La première fois qu’une de mes pièces a été jouée dans un contexte classique, c’était à Santiago. Je me sentais inexpérimenté, comme mon parcours musical, mon bachelor notamment, était en musique populaire avec un focus sur la musique latino-américaine et le jazz – je fais moi-même de la guitare. J’en suis arrivé je ne sais comment à être curieux au sujet de la composition contemporaine. J’ai tenté, j’ai été pris ! J’étais entouré de gens avec des parcours très classiques. Ma première pièce a été jouée, je me suis senti très à nu mais ça a été suffisamment bien reçu pour me donner envie de continuer.
TCE : Quels sont vos outils pour écrire ?
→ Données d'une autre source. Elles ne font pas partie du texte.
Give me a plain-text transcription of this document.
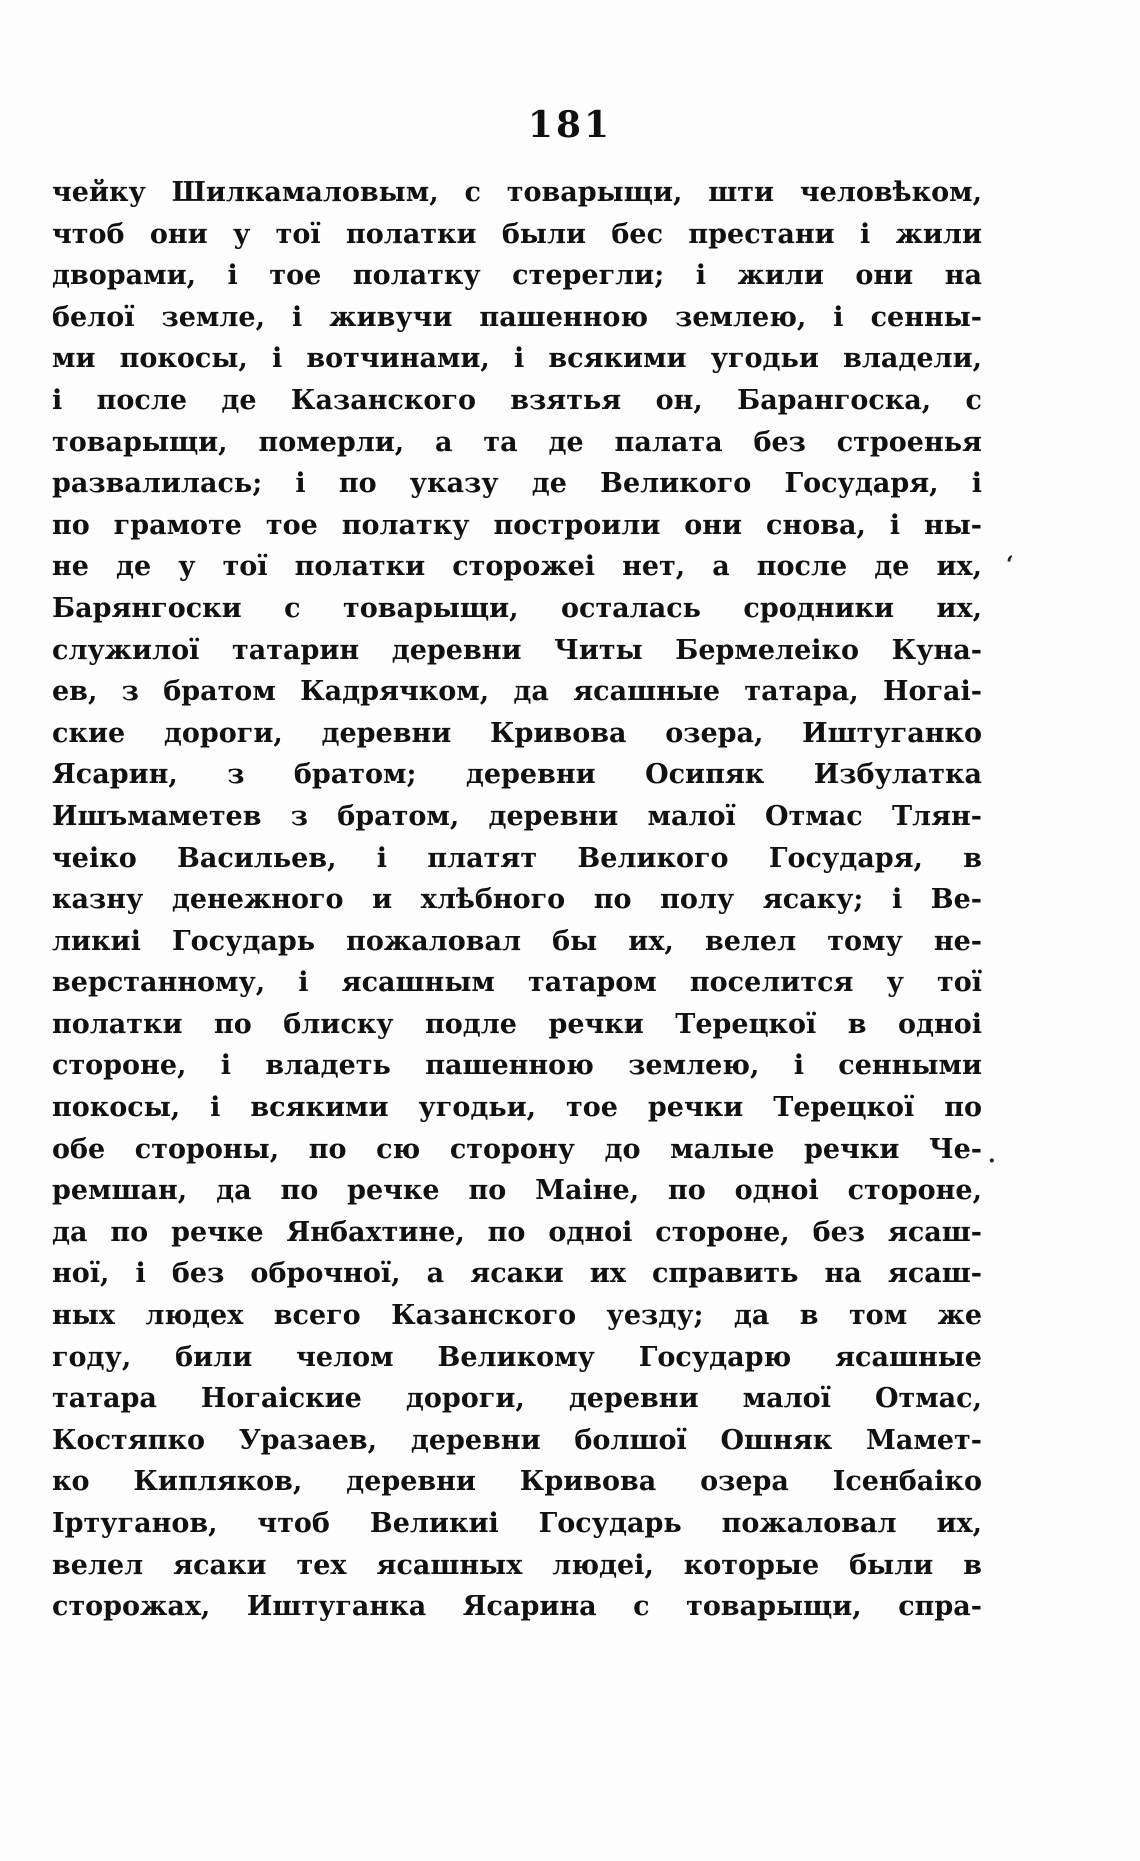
181
чейку Шилкамаловым, с товарыщи, шти человѣком,
чтоб они у тої полатки были бес престани і жили
дворами, і тое полатку стерегли; і жили они на
белої земле, і живучи пашенною землею, і сенны-
ми покосы, і вотчинами, і всякими угодьи владели,
і после де Казанского взятья он, Барангоска, с
товарыщи, померли, а та де палата без строенья
развалилась; і по указу де Великого Государя, і
по грамоте тое полатку построили они снова, і ны-
не де у тої полатки сторожеі нет, а после де их,
Барянгоски с товарыщи, осталась сродники их,
служилої татарин деревни Читы Бермелеіко Куна-
ев, з братом Кадрячком, да ясашные татара, Ногаі-
ские дороги, деревни Кривова озера, Иштуганко
Ясарин, з братом; деревни Осипяк Избулатка
Ишъмаметев з братом, деревни малої Отмас Тлян-
чеіко Васильев, і платят Великого Государя, в
казну денежного и хлѣбного по полу ясаку; і Ве-
ликиі Государь пожаловал бы их, велел тому не-
верстанному, і ясашным татаром поселится у тої
полатки по блиску подле речки Терецкої в однoі
стороне, і владеть пашенною землею, і сенными
покосы, і всякими угодьи, тое речки Терецкої по
обе стороны, по сю сторону до малые речки Че-
ремшан, да по речке по Маіне, по однoі стороне,
да по речке Янбахтине, по однoі стороне, без ясаш-
ної, і без оброчної, а ясаки их справить на ясаш-
ных людех всего Казанского уезду; да в том же
году, били челом Великому Государю ясашные
татара Ногаіские дороги, деревни малої Отмас,
Костяпко Уразаев, деревни болшої Ошняк Мамет-
ко Кипляков, деревни Кривова озера Ісенбаіко
Іртуганов, чтоб Великиі Государь пожаловал их,
велел ясаки тех ясашных людеі, которые были в
сторожах, Иштуганка Ясарина с товарыщи, спра-
‘
·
ANIBAL : J’aime écrire avec crayon et papier, les premières parties. J’aime la liberté du papier. On écrit ce qu’on veut, on structure comme on le souhaite contrairement à quand on utilise un logiciel. J’ai toutes sortes de tailles de carnets de papier à musique : des petits dans les poches, des carnets de notes, des grands pour les pièces d’orchestres. Je suis toujours prêt si j’ai besoin de noter quelque chose. J’en ai un dans mon sac, là. Ensuite une fois que tout est écrit et me semble solide, je passe à l’édition sur logiciel.
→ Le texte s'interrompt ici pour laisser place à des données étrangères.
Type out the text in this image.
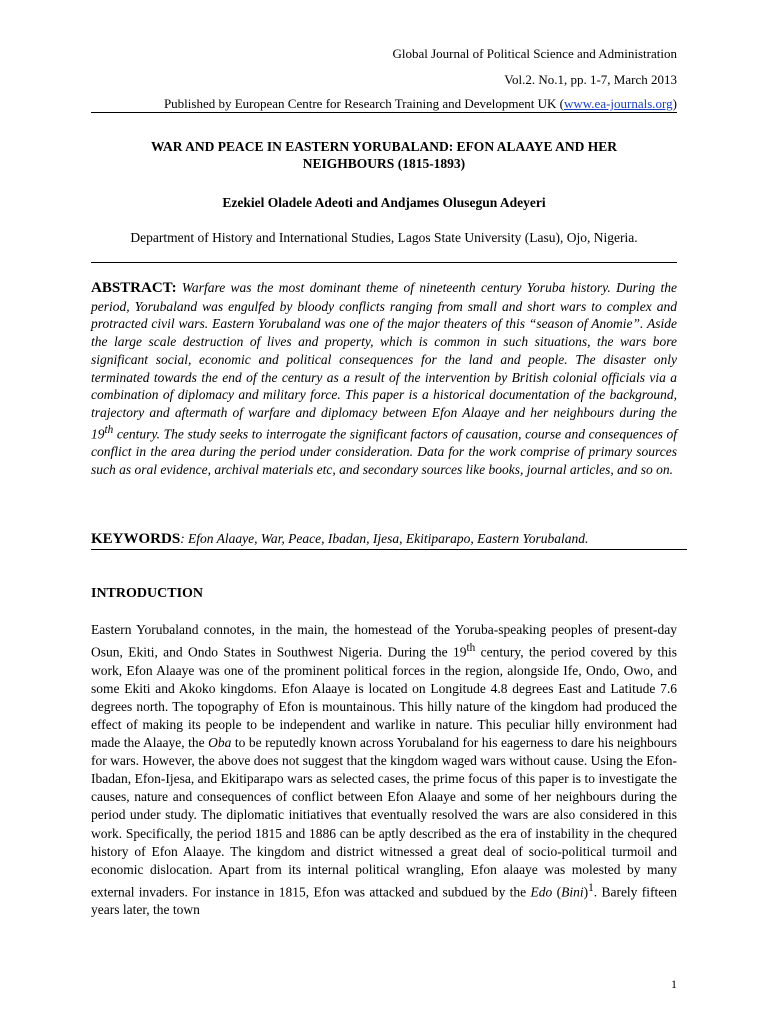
Global Journal of Political Science and Administration
Vol.2. No.1, pp. 1-7, March 2013
Published by European Centre for Research Training and Development UK (www.ea-journals.org)
WAR AND PEACE IN EASTERN YORUBALAND: EFON ALAAYE AND HER
NEIGHBOURS (1815-1893)
Ezekiel Oladele Adeoti and Andjames Olusegun Adeyeri
Department of History and International Studies, Lagos State University (Lasu), Ojo, Nigeria.
ABSTRACT: Warfare was the most dominant theme of nineteenth century Yoruba history. During the period, Yorubaland was engulfed by bloody conflicts ranging from small and short wars to complex and protracted civil wars. Eastern Yorubaland was one of the major theaters of this “season of Anomie”. Aside the large scale destruction of lives and property, which is common in such situations, the wars bore significant social, economic and political consequences for the land and people. The disaster only terminated towards the end of the century as a result of the intervention by British colonial officials via a combination of diplomacy and military force. This paper is a historical documentation of the background, trajectory and aftermath of warfare and diplomacy between Efon Alaaye and her neighbours during the 19th century. The study seeks to interrogate the significant factors of causation, course and consequences of conflict in the area during the period under consideration. Data for the work comprise of primary sources such as oral evidence, archival materials etc, and secondary sources like books, journal articles, and so on.
KEYWORDS: Efon Alaaye, War, Peace, Ibadan, Ijesa, Ekitiparapo, Eastern Yorubaland.
INTRODUCTION
Eastern Yorubaland connotes, in the main, the homestead of the Yoruba-speaking peoples of present-day Osun, Ekiti, and Ondo States in Southwest Nigeria. During the 19th century, the period covered by this work, Efon Alaaye was one of the prominent political forces in the region, alongside Ife, Ondo, Owo, and some Ekiti and Akoko kingdoms. Efon Alaaye is located on Longitude 4.8 degrees East and Latitude 7.6 degrees north. The topography of Efon is mountainous. This hilly nature of the kingdom had produced the effect of making its people to be independent and warlike in nature. This peculiar hilly environment had made the Alaaye, the Oba to be reputedly known across Yorubaland for his eagerness to dare his neighbours for wars. However, the above does not suggest that the kingdom waged wars without cause. Using the Efon-Ibadan, Efon-Ijesa, and Ekitiparapo wars as selected cases, the prime focus of this paper is to investigate the causes, nature and consequences of conflict between Efon Alaaye and some of her neighbours during the period under study. The diplomatic initiatives that eventually resolved the wars are also considered in this work. Specifically, the period 1815 and 1886 can be aptly described as the era of instability in the chequred history of Efon Alaaye. The kingdom and district witnessed a great deal of socio-political turmoil and economic dislocation. Apart from its internal political wrangling, Efon alaaye was molested by many external invaders. For instance in 1815, Efon was attacked and subdued by the Edo (Bini)$^1$. Barely fifteen years later, the town
1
Quand je fais des essais avec de nouveaux sons, je vais m’enregistrer jouant toutes sortes d’instruments. Là en revanche, je les importe dans un logiciel.
TCE : Composez-vous dans l’ordre chronologique des œuvres ?
ANIBAL : Bonne question… Je pense que oui. Ce n’est pas le plus efficace, je pense que beaucoup de compositeurs commenceront par des parties intermédiaires puis ajouteront ce qui vient après, ce qui vient avant. Pour moi, c’est primordial de savoir comment ça démarre et comment ça termine. C’est toujours plus facile de démarrer que de finir d’ailleurs. Terminer quelque chose, dans la vie en général, est toujours plus difficile. Comme les relations d’ailleurs ! C’est plus facile de démarrer une relation qu’en terminer une. Je pense que c’est pareil quand on écrit un film, un livre…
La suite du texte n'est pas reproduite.